Вспомнил уничижительное бабушкино выражение про соседку-вековуху: – «Ей же и супу некому сварить! Каждая кочерыжка о счастье мечтает!». Робин Гуд! Вон их, сколько вокруг – тьмы и тьмы. Жалелки на всех не напасёшься, их же на десять миллионов больше, чем мужиков.
Вагон то качнёт, то тормознёт – ничего необычного, метро. А мы на одном расстоянии, как два магнита с одной полярностью, изредка соприкасаемся, как бы невзначай, выпуклыми местами – куда их девать. У меня животик небольшой уже наметился: работа, в общем-то, сидячая. Подтянул я, прибрал животик-то свой, труднее дышать стало. Объём ведь – несжимаем!
Пантомима или танец? Сумбур в голове, а я в тот момент и не вспомнил, что жена дома, сын. Затмение, наваждение.
– Чужая жена – лебёдушка, своя – полынь горькая!
И желание во мне – горячей волной, даже неприлично: что, – думаю, – как пацан!
В башке крутится: – а, что, если – спросить: где выходите, на какой станции? И боюсь, вдруг скажет – на следующей, а это не моя остановка! Ну и что? Да – ничего – потерять жалко!

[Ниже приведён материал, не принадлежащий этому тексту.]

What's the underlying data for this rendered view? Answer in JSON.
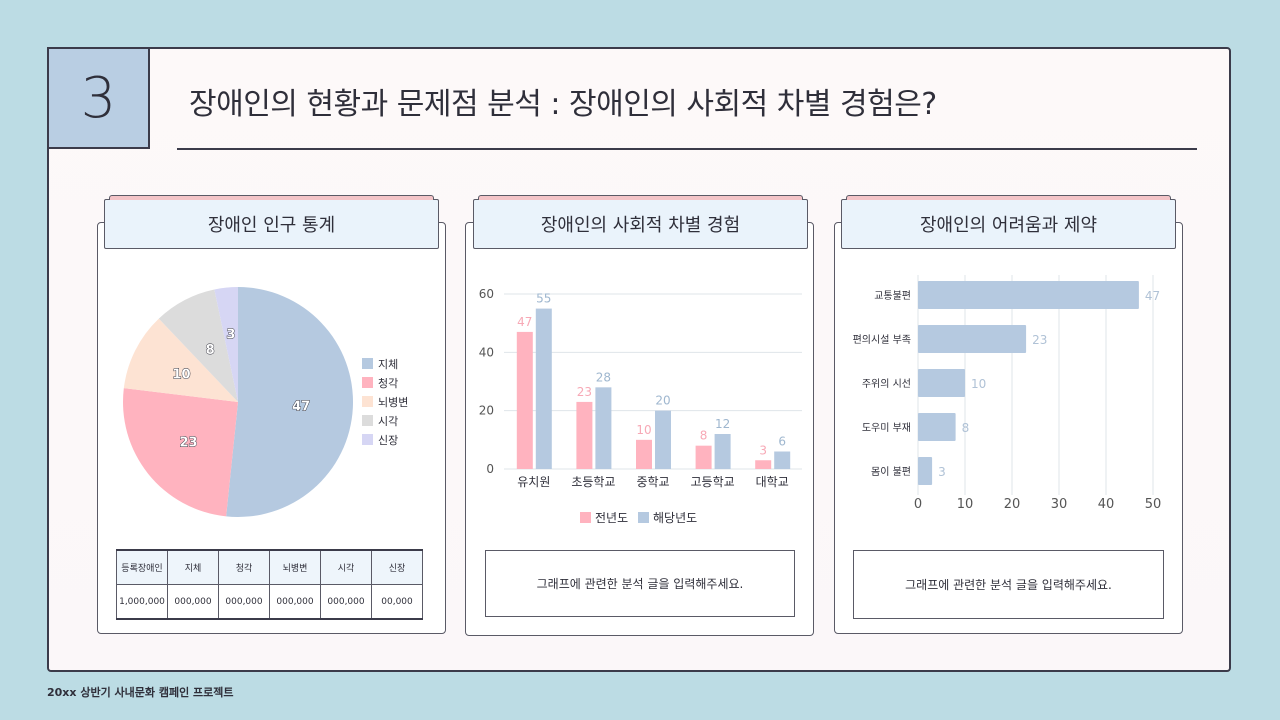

Слегка нас развело. Вижу – руки она опустила. В одной сумка белая, простая, без выкрутас, вторая рука висит вдоль тела – кажется, возьми ее за эту мягкую руку и выходи! Ощути тепло, доверчивую податливость.
А езды мне всего четыре остановки до «Театральной» осталось. Странно: – при резком торможении – не кидает нас на людей, застыли, как привинченные к полу! Сейчас, выйдем, наклонюсь к ушку и спрошу – как зовут, красавица? В меру развязно: – мол, и не такое видывали, но чтоб – безотказно, наверняка закадрить. Ловелас со стажем!
И, не сговариваясь, поворачиваемся к выходу. Я и не спрашиваю ничего. Всё вроде и так ясно. Парное катание, танцы на льду! Не раз замечал – муж с женой поссорятся, и двигаются, рядом молча: лица злые, улыбаются натужно, и вроде чужие с виду, и вроде бы и нет!
Обязательная программа!
И мы с ней так же. Держусь за поручень, её голова как раз мне в подмышки, секунду –
И прикоснёшься! Волосы дурманят, по плечам рассыпались. И смех мне почудился явственно, тогдашний – в тоннеле, звонкий, переливчатый, как вода на перекате.
– И птица, может, и не птица – вовсе! Кто она? Сирена морская, ставшая в метро Алконостом – символом тоски и одиночества?
Присела на плечо, и тотчас больно сдавило грудь. Улетела вскоре, крыльями овеяла и унесла спокойствие далеко, безнадёжно. Тоска угнездилась в душе, как на жёрдочке, помертвели глаза, блеск и живость утратили, белые стали, как сало, и безразличные к чудесному, пёстрому многоголосию жизни.
А вокруг обычный тарарам метро. Вагон, духота, пот по ложбинке спины стекает ручьём и впадает в то место, где спина теряет своё благородное название.
И приключился со мной – форменный «столбняк»!
Рот открыл, спросить хотел – выхо́дите? Но в горле спёкся ком. Пошевелил губами. Она поняла, хоть и не расслышала, улыбнулась уголками рта, морщинки еле приметные обозначила и кивнула, согласилась, молча – да, вот, выхожу. Глянула вроде мельком. Глаза с искоркой, выразительные, глубоко в меня заглянула…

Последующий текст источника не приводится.